En 1777, Claude Thomas Falatieu acquit la manufacture pour 1 120 275 livres et y ajouta un canal, une fonderie et de nouveaux ateliers. L’établissement, qui employait 125 ouvriers et 5 commis en 1764, prospéra grâce à sa localisation stratégique : au bord d’un cours d’eau pour la force hydraulique et en pleine forêt pour le charbon de bois. Cependant, la Révolution française mit fin aux privilèges d’approvisionnement en bois, menaçant sa survie. Sous Joseph Falatieu, puis Prosper Chaulin (qui la racheta en 1793), la manufacture devint l’une des plus réputées de France pour son fer-blanc, avant de se reconvertir dans les clous à chevaux au XIXe siècle.
La production cessa définitivement en 1951, mais le site fut sauvé de la ruine par Eric Chavane à partir de 1983. Classée monument historique en 1988, la Manufacture royale de Bains-les-Bains est aujourd’hui ouverte au public.
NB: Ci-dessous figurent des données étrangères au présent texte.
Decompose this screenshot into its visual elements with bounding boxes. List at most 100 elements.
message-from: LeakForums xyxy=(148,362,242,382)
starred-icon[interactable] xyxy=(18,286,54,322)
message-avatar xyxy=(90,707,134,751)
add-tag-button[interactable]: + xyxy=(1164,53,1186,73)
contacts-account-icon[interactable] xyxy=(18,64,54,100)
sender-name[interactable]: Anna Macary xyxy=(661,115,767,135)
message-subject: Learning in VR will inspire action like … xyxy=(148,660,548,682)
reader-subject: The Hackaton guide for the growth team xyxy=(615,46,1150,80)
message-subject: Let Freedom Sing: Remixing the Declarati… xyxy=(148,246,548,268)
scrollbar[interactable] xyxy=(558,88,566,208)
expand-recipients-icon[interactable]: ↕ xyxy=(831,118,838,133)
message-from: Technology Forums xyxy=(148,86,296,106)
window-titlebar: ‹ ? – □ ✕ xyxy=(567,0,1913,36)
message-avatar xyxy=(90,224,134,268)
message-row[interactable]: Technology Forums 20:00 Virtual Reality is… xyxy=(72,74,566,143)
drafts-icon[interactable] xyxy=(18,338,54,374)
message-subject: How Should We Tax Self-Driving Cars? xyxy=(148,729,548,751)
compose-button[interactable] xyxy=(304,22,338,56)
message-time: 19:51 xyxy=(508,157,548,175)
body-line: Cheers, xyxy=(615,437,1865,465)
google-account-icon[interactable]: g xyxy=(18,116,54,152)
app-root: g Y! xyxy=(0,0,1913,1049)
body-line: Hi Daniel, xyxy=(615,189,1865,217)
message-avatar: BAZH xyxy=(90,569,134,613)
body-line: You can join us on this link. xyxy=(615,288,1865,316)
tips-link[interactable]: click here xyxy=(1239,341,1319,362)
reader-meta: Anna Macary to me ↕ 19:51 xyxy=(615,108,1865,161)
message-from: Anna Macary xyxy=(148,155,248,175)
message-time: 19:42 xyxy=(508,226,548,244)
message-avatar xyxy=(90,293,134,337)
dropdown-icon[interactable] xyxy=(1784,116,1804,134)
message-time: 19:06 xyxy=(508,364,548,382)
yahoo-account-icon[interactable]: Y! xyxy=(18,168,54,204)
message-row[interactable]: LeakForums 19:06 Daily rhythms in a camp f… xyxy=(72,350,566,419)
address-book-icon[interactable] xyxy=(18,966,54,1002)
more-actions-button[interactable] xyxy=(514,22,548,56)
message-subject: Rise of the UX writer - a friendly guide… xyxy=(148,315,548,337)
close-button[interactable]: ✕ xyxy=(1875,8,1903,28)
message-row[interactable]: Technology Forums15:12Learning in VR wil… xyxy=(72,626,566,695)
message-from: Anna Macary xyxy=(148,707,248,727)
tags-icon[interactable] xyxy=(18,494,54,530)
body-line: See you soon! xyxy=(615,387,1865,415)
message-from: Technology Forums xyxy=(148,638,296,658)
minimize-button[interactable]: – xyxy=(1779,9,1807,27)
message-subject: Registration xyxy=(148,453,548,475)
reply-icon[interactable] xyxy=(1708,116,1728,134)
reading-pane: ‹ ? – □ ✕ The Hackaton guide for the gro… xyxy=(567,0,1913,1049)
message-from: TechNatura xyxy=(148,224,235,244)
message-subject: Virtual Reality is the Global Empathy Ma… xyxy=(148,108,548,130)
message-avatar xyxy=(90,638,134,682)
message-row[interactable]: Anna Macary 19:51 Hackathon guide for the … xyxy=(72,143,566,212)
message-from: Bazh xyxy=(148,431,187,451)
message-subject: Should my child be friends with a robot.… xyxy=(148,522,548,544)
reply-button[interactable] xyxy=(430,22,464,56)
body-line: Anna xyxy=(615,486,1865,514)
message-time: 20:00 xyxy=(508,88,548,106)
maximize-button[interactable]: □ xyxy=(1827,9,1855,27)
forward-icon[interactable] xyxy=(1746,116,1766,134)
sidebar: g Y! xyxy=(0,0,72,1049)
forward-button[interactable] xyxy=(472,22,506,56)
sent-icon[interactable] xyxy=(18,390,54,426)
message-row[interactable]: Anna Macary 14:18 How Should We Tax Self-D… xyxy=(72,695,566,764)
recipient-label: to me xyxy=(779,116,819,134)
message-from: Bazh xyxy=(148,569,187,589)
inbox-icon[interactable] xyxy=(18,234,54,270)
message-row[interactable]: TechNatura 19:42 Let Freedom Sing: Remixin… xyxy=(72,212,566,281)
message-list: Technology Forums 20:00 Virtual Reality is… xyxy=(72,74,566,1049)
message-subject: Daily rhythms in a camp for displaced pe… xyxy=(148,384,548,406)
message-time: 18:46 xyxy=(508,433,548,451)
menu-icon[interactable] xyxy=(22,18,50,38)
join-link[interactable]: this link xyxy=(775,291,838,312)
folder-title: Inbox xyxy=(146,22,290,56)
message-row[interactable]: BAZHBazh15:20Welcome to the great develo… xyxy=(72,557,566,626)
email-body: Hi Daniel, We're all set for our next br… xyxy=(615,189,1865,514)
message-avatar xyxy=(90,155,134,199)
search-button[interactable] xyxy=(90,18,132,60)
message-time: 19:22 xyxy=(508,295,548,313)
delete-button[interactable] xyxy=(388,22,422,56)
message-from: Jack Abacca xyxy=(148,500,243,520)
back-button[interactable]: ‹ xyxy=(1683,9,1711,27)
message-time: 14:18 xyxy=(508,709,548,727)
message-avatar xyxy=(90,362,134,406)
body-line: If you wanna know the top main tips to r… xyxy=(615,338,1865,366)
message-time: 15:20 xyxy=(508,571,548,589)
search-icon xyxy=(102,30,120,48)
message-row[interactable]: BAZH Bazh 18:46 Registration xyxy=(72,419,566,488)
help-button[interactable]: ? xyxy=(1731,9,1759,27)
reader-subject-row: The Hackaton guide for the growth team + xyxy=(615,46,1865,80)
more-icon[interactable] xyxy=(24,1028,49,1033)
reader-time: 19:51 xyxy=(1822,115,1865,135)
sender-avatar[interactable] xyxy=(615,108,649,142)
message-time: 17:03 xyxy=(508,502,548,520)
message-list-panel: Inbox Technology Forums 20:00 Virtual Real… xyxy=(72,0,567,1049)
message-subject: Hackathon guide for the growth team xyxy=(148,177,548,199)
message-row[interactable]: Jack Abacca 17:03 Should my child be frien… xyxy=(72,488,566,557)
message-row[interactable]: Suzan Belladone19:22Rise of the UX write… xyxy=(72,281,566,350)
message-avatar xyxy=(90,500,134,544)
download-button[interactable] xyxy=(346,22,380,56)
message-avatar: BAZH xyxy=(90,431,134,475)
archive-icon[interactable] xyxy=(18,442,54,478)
Son parc, ses jardins, sa chapelle et ses bâtiments industriels (comme la halle au charbon de 1779) témoignent de son passé industriel et architectural. Le site accueille désormais visites guidées, concerts et conférences, perpétuant son héritage.
Parmi les figures liées à la manufacture, Julie-Victoire Daubié (1824–1874), première bachelière de France en 1861, y naquit en 1824. Fille du directeur ou commis caissier de l’établissement, elle devint une journaliste économique reconnue. Son enfance fut marquée par le site, qu’elle quitta à 20 mois après la mort de son père.
L’histoire de la manufacture reflète les défis industriels des XVIIIe et XIXe siècles : dépendance aux ressources locales (bois, houille de Ronchamp), adaptations technologiques (passage du fer-blanc aux clous), et mutations sociales. Son architecture, mêlant ateliers, logements ouvriers et château seigneurial, illustre l’organisation paternaliste des manufactures royales, où vie professionnelle et privée étaient étroitement liées.